E) Better Techniques to Understand Coastal Carbon Fluxes (URI-Council for Research, 7/1/02-12/31/02)

The goal of this project was to investigate the use of N2 measurements to identify the air-sea gas exchange component from CO2/O2 budgets in a coastal environment.  This led to the field experiment MIGEX (Mini-Intensive Gas Exchange Experiment) at the Martha's Vineyard Observatory. The results were published in Continental Shelf Research. Some preliminary SBE 43 O2 probe data are shown below with comparisons to the lab's Winkler titration measurements:

F) Coastal Benthic Denitrification Studies (NSF Prime, subcontract with Dr. Mark Altabet, UMass Dartmouth, 07/01/07-06/29/09)

We will evaluate the use of the GTD to detect denitrification signatures in Long Island Sound in conjunction with high precision mass spectrometry dissolved gas measurements. Field work is planned for summer of 2007.

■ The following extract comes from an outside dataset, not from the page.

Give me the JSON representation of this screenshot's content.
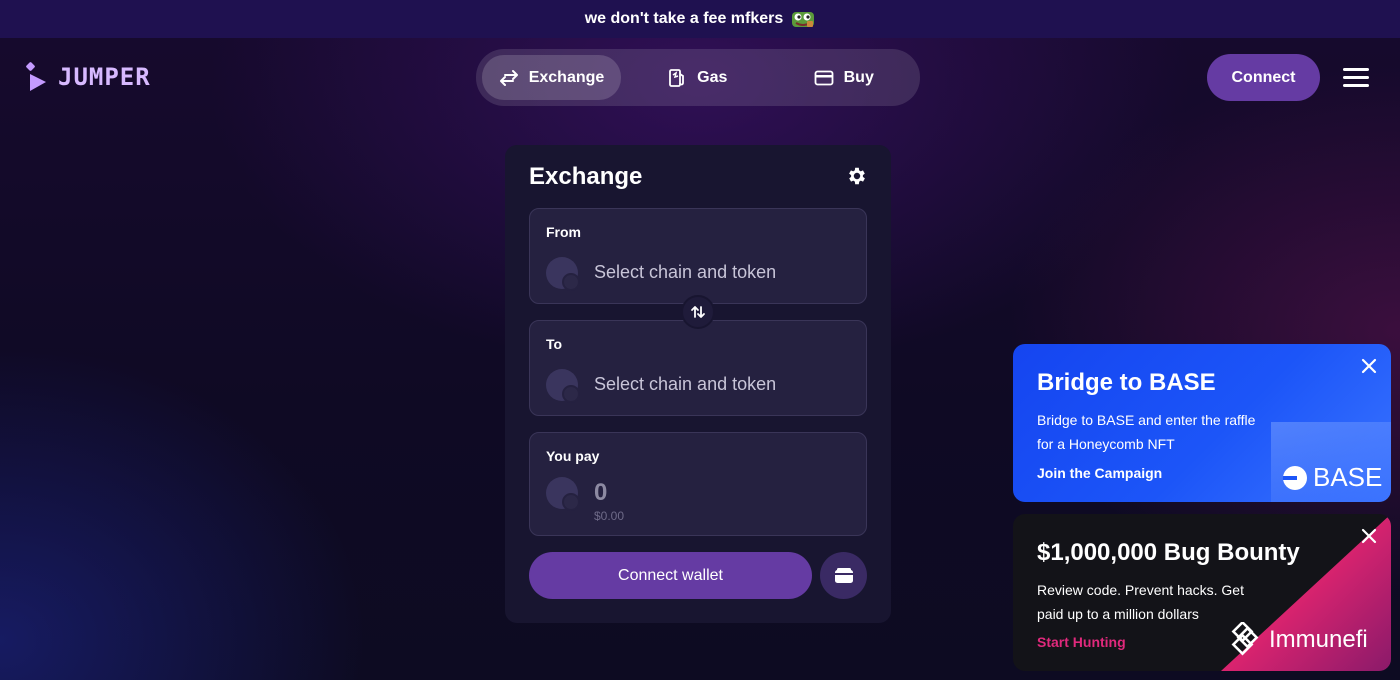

G) Station Papa Mooring in the NE Pacific

This work is in collaboration with Dr. Svein Vagle (IOS, Sidney, BC, Canada) and part of the Canadian SOLAS effort. The deep sea mooring includes 4 GTD's, O2 sensors, and upward looking sonars for bubble measurements. The mooring is providing new information on the role of bubbles in air-sea gas transfer and a detailed view of the seasonal cycle of dissolved gases in the upper ocean.